Le 3 décembre, le député Boniface Balamage Nkolo, deuxième Vice Président de l’Assemblée Nationale et membre du FCC, a réagi à la pétition initiée contre les membres du bureau de cette institution. Il a dénoncé une démarche politicienne orchestrée, selon lui, par une famille politique, pour obtenir un affaiblissement de l’Assemblée nationale et une nouvelle majorité parlementaire. Il a par ailleurs indiqué que l’appartenance à la majorité parlementaire ou à l’opposition se fait par déclaration écrite des groupes parlementaires faite au Bureau de l’Assemblée nationale au début de la législature et ce, pour toute la durée de la législature, conformément au Règlement de l’Assemblée nationale.[2]
Le 4 décembre, dans un communiqué, les signataires des six pétitions ont annoncé qu’ils vont déposer leurs documents le jour suivant, le 5 décembre. Le document annonçant ce dépôt est contresigné par les députés Adèle Kahinda pour le compte du groupe parlementaire AFDC-A, Daniel Mbau pour le compte MLC, Dieudonné Bolengetenge pour le compte d’Ensemble, Martin Tshipama et Léon Mubikayi.[3]
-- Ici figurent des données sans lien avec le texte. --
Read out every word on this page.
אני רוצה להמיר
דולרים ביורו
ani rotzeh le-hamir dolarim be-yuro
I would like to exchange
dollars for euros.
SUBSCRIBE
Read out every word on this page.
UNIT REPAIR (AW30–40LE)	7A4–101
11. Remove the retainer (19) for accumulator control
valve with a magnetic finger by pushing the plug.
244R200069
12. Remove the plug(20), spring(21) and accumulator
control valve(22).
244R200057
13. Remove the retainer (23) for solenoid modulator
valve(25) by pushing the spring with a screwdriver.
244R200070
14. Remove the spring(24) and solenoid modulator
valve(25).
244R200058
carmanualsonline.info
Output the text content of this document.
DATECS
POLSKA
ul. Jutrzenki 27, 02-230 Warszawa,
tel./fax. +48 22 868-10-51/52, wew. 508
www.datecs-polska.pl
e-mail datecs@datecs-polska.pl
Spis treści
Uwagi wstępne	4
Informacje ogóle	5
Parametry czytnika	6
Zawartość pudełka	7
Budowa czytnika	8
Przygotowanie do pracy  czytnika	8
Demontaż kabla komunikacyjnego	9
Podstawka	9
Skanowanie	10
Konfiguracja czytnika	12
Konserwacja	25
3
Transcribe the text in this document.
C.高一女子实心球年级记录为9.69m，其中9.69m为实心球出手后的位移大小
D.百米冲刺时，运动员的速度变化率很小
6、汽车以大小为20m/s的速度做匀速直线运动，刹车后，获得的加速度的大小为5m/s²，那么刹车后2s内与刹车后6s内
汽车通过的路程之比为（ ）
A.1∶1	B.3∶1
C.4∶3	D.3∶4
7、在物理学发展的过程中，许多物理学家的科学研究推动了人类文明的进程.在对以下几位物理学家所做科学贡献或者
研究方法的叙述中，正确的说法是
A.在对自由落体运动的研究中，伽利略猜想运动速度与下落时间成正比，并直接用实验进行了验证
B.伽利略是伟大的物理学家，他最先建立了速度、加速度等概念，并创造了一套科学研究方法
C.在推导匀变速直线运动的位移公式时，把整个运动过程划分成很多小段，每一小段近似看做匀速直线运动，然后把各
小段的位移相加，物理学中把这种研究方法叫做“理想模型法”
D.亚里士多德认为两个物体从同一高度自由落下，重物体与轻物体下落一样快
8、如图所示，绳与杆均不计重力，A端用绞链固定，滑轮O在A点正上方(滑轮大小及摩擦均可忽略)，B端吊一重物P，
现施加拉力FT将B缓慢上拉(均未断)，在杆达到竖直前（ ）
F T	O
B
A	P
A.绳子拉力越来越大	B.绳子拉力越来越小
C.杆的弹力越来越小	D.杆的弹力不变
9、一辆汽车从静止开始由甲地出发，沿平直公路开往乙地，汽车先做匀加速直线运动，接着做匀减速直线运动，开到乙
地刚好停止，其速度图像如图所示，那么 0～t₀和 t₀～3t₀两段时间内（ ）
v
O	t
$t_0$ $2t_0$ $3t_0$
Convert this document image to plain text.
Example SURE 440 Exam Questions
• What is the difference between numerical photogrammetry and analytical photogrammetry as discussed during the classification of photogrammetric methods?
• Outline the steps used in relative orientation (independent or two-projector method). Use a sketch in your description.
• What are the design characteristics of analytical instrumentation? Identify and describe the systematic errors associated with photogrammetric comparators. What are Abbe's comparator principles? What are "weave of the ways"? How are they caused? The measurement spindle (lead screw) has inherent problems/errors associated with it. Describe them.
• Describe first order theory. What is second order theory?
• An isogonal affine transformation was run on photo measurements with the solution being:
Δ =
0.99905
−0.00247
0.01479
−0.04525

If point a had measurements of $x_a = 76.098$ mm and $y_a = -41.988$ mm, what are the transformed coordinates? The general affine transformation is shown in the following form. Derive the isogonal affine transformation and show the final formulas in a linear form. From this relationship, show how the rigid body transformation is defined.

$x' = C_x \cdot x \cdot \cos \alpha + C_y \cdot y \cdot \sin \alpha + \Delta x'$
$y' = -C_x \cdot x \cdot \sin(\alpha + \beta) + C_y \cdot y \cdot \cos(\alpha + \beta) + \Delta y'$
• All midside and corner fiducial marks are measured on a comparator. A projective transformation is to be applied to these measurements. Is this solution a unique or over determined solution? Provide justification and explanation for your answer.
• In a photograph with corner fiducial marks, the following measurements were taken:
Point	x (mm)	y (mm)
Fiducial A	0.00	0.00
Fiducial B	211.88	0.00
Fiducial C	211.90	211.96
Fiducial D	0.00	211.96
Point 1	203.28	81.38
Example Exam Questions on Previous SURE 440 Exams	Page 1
Le 5 décembre, à la veille du discours du Président de la République au Peuple congolais, après ses consultations des différentes forces politiques et sociales, un groupe de députés nationaux s’est rendu au Palais du peuple pour déposer les pétitions contre les membres du bureau de l’Assemblée nationale dirigé par Mabunda. Empêchés de déposer leurs pétitions suite à la fermeture des bureaux, les députés nationaux signataires ont fait appel à un huissier de justice, Gabriel Akila, qui leur a promis de les transmettre à qui de droit. Seulement dans la soirée, après plusieurs heures d’attente, les députés pétitionnaires ont pu finalement déposer les pétitions auprès du rapporteur adjoint du bureau et du secrétaire général de l’Assemblée nationale. Les signataires des pétitions, ont fustigé la fermeture de tous les bureaux de l’Assemblée nationale. La présidente de cette institution, Jeanine Mabunda, a affirmé que le samedi est un jour non ouvrable pour l’administration de cet organe. Du côté du Cap pour le Changement (CACH), plateforme dont Félix Tshisekedi est autorité morale, l’on rejette cette affirmation. D’après Peter Kazadi, le samedi est un jour où les administrations publiques fonctionnent jusqu’à 13 heures.[4]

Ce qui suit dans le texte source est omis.